ミッキー吉野&タケカワユキヒデ Special Talk ⑤
はじめに
ゴダイゴは1976年4月1日、シングル「僕のサラダガール」でデビュー。
78年に「ガンダーラ」、「モンキー・マジック」、79年に「ビューティフル・ネーム」、「銀河鉄道999」、「ホーリー&ブライト」などヒット曲を放つと、1980年には海外に挑み、ネパール王立競技場で6万人を集めた野外コンサート、ロックバンドとして初の中国公演(第一次中日友好音楽祭)を成功させた。85年に活動を休止したものの、99年の期限付き再結成を経て、2006年に恒久的再始動を決定、今日に至るまで活動してきた。
2026年のデビュー50周年を前に、ミッキー吉野、タケカワユキヒデの両氏に、74年の出会いから50年の歴史、そして未来を語ってもらった。

第5回
――ゴダイゴ結成以降のセッション・ワークについては、すさまじい数をこなされていたと思います。山内テツさん、エディ藩さん、Charさん、茶木みやこさん、ちあきなおみさんらは、アルバム単位でゴダイゴがレコーディングで参加していました。1979年春に制作されたアグネス・チャンさんのアルバム『不思議の国のアグネス』は、演奏だけでなく、全曲すべて作詞が奈良橋陽子さん、作曲がタケカワさん、編曲がミッキーさんというゴダイゴのオリジナル・アルバムに匹敵するラインナップでした。
ミッキー:ほかのアーティストのレコーディングセッション、CMソング、映画やテレビ番組のサウンドトラックとか、バンドを維持するためにも、仕事として成り立たせようという思いで取り組んでいました。加えて、世間に対して、自分たちのサウンドに馴れてもらおうという狙いもあったので、可能な限りは何にでも入り込んでいくような意識で取り組んでいました。
――デビュー時から続けたその努力が実になって、アルバム「西遊記」から大ヒットが生まれたことも追い風となり、ついに、自分たちのペースで作りたい作品を作りたいように作れる状況になりました。
ミッキー:そういった状況が整って作られた作品には、パワーを込められるんですよね。たとえば「ビューティフル・ネーム」にしても、国際児童年のテーマソングで、1年間NHKでスポットが流れるということも事前に決まっていました。作品の対象になるテーマもとても大きかったんです。それだけスケールの大きなテーマが来ると、例えば世界情勢はどうなっていくのか、20年後の世界は一体どうなっているだろうとか…僕の中ではそこまで考えて、未来に向けたイメージを作品に込めるような意識は強くありました。

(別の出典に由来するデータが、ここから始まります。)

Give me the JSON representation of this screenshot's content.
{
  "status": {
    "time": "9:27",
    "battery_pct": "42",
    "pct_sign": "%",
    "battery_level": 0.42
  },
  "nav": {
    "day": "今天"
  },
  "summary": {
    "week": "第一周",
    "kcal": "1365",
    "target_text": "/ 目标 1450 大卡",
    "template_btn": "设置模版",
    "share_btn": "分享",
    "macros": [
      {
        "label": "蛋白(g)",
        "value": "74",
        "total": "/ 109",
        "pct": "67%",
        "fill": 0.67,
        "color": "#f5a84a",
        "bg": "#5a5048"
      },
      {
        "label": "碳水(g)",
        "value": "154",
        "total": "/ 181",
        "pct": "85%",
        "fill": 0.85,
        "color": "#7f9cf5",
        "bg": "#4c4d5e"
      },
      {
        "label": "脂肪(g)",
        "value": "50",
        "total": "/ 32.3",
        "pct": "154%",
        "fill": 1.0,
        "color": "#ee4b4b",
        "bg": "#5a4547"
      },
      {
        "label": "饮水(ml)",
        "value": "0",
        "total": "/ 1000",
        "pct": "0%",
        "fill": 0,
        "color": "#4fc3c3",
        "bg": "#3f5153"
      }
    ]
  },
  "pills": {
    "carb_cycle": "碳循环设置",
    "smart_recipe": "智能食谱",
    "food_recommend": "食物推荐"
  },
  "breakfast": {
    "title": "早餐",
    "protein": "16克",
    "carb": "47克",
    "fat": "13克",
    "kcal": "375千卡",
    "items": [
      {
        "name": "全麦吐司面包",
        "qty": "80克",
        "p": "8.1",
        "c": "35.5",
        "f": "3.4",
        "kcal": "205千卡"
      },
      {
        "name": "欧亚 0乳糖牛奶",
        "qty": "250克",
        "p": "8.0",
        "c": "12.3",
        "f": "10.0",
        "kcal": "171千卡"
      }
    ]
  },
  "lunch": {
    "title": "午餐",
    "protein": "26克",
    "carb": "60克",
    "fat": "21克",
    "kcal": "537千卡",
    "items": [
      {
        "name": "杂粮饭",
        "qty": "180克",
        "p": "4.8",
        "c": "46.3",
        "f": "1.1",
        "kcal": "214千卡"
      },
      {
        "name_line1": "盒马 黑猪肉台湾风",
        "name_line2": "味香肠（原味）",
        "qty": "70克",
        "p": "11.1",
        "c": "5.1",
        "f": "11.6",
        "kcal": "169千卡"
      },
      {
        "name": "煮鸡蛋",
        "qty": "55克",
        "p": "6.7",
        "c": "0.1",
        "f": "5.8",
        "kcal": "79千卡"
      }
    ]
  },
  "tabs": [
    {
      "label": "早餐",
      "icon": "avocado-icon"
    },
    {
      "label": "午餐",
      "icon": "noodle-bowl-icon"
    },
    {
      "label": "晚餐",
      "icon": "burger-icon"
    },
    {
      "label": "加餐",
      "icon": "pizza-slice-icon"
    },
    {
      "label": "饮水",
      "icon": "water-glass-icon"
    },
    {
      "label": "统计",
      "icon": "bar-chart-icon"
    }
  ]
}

――「ビューティフル・ネーム」は最近ではEXILE B HAPPYであったり、様々なアーティストにカバーされていて、ずっとパワーを保ち続けています。「ガンダーラ」にしても、「銀河鉄道999」にしても、それぞれが当時のヒットというカテゴリーをはるかに超えて、日本が誇るスタンダードナンバーとして多くの方々に親しまれています。50年近くも前の曲が世代を超えて愛され続けていることについてはどう思われていますか。
タケカワ:いやいやいやいや…もう僕にとってはとにかく幸せです、ということだけですね。よく言うんですけど、ミッキーは未来も見据えて作品をつくっていたと思うんですけど、当時の僕は「今」しか見ていなかった(笑)。
――タケカワさんはゴダイゴ作品も含めてものすごい数の作曲を担当されていました。怒涛の締め切り攻勢だったことがうかがえます。その中で、ヒット曲が量産されていくきっかけとして、「ガンダーラ」で日本語詞を取り入れたこともあるのかと思えます。
タケカワ:「ガンダーラ」のシングル用の日本語の歌詞については、どういう風に歌ったら良いのかということを非常に悩みました。もちろん、今ではもう皆さんに親しんでいただいているので良いのですが、日本語詞版には、最初にアルバム用にレコーディングした英語詞での「ガンダーラ」で表現できた魅力の半分も伝えられなかったのではないか、という気持ちが僕の中にあったんです。英語で作った曲に、日本語をどうやって合わせるのが正解なのか、果たしてこれでいいのかどうか…というのが甚だ疑問だったんです。
ミッキー:「ガンダーラ」は僕も自分自身で歌ってみてわかったことがあったんです。メロディの節回しとかも難しいんですよ。でも、ちゃんと冷静に見れば、タケの歌が持つ表現力には、それまで他の人たちがやっていた日本語の歌い方にはなかった独特な個性があったと思います。結局そういうものが時代を超えて残っていくんだろうと思うんです。そして、あれは日本語だからこその表現だということもわかったんです。タケは悩んだって言っていましたけど、でも、そこなんですよね。それこそがまさに表現ということなのだと思います。